Having no limits on how many wolves can be killed in many hunting areas could be alarming for wildlife advocates who fear Idaho will manage wolves back into federal protection. There would still be quotas on parts of the Montana-Idaho border, where Department of Fish and Game managers seek to preserve a corridor where wolves from both states can wander back and forth and breed.
But with only about 3,100 tags sold through Thursday - compared with some 30,000 in 2009 - hunters are likely to fall well short of Idaho Department of Fish and Game's hopes of keeping predator numbers in check.
"We're not getting near the response this year in term of tag purchases that we did that first year," Idaho Fish and Game Deputy Director Jim Unsworth told The Associated Press.
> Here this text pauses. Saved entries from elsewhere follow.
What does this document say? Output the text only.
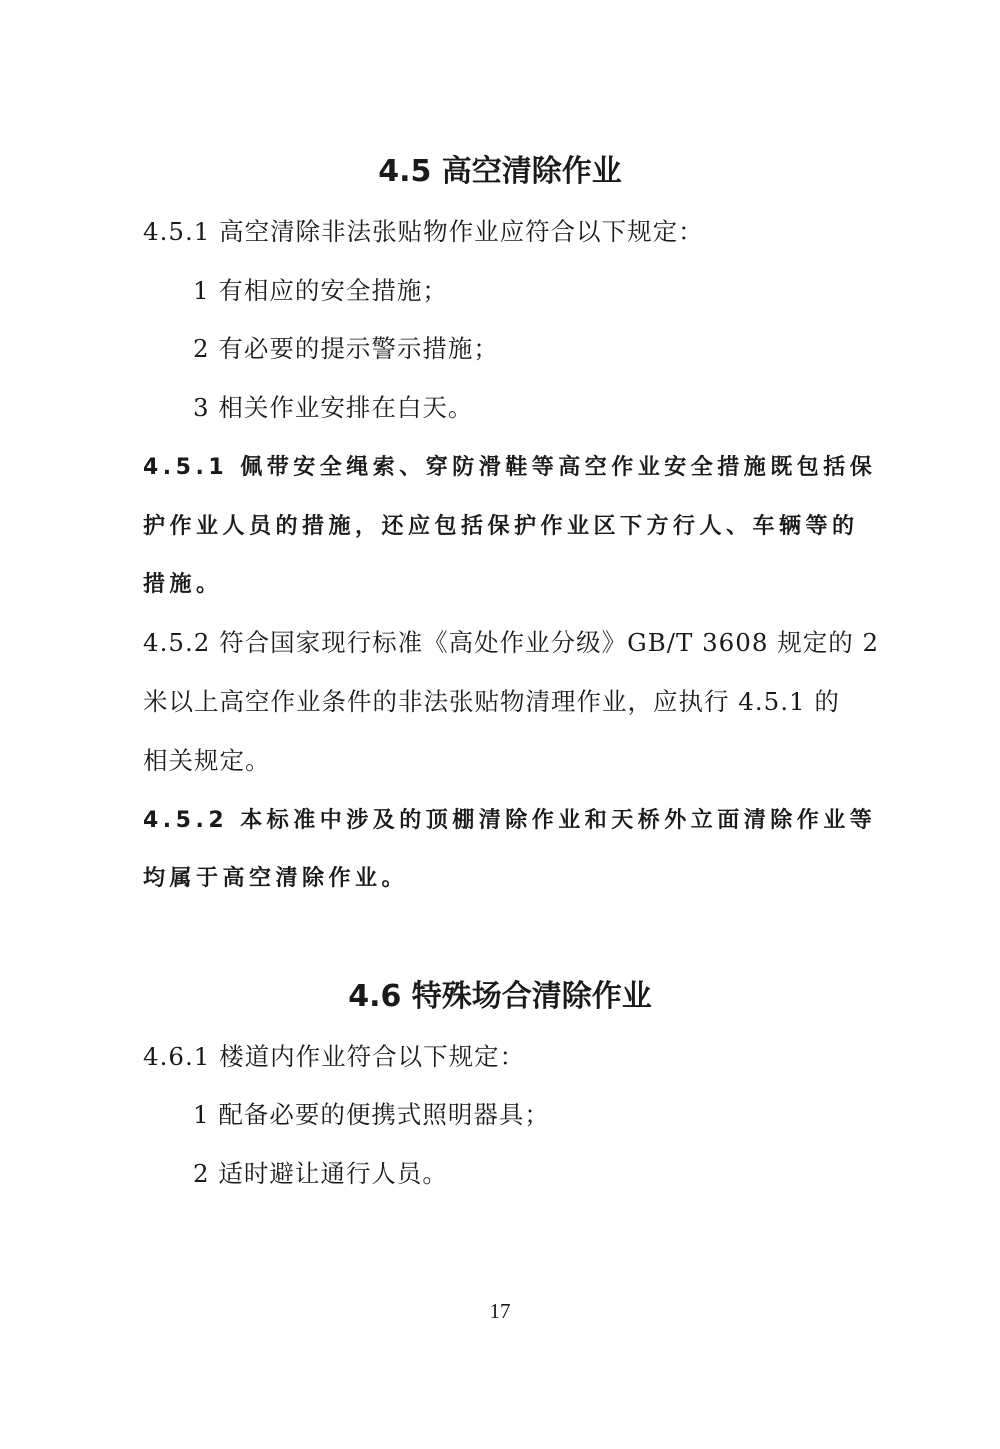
4.5 高空清除作业
4.5.1 高空清除非法张贴物作业应符合以下规定：
1 有相应的安全措施；
2 有必要的提示警示措施；
3 相关作业安排在白天。
4.5.1 佩带安全绳索、穿防滑鞋等高空作业安全措施既包括保
护作业人员的措施，还应包括保护作业区下方行人、车辆等的
措施。
4.5.2 符合国家现行标准《高处作业分级》GB/T 3608 规定的 2
米以上高空作业条件的非法张贴物清理作业，应执行 4.5.1 的
相关规定。
4.5.2 本标准中涉及的顶棚清除作业和天桥外立面清除作业等
均属于高空清除作业。
4.6 特殊场合清除作业
4.6.1 楼道内作业符合以下规定：
1 配备必要的便携式照明器具；
2 适时避让通行人员。
17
That means officially sanctioned kills, including kills by federal agents, will likely remain the most important tool for wildlife managers.
Idaho and Montana are holding wolf hunts again this year after Congress passed a law delisting them, a move that quashed a U.S. District Court ruling that had kept them among animals protected by the Endangered Species Act.
Montana State Fish, Wildlife and Parks commissioners aim to meet July 14 to adopt a quota of 220 wolves to be killed during fall rifle and archery hunts.
Details of Idaho wildlife managers' hunt proposal are due next Tuesday, with the Idaho Fish and Game Commission's approval necessary before a hunt starts, likely in September.
Adoption of season regulations will come at the commissioners' meeting July 27-28 meeting in Salmon, Idaho.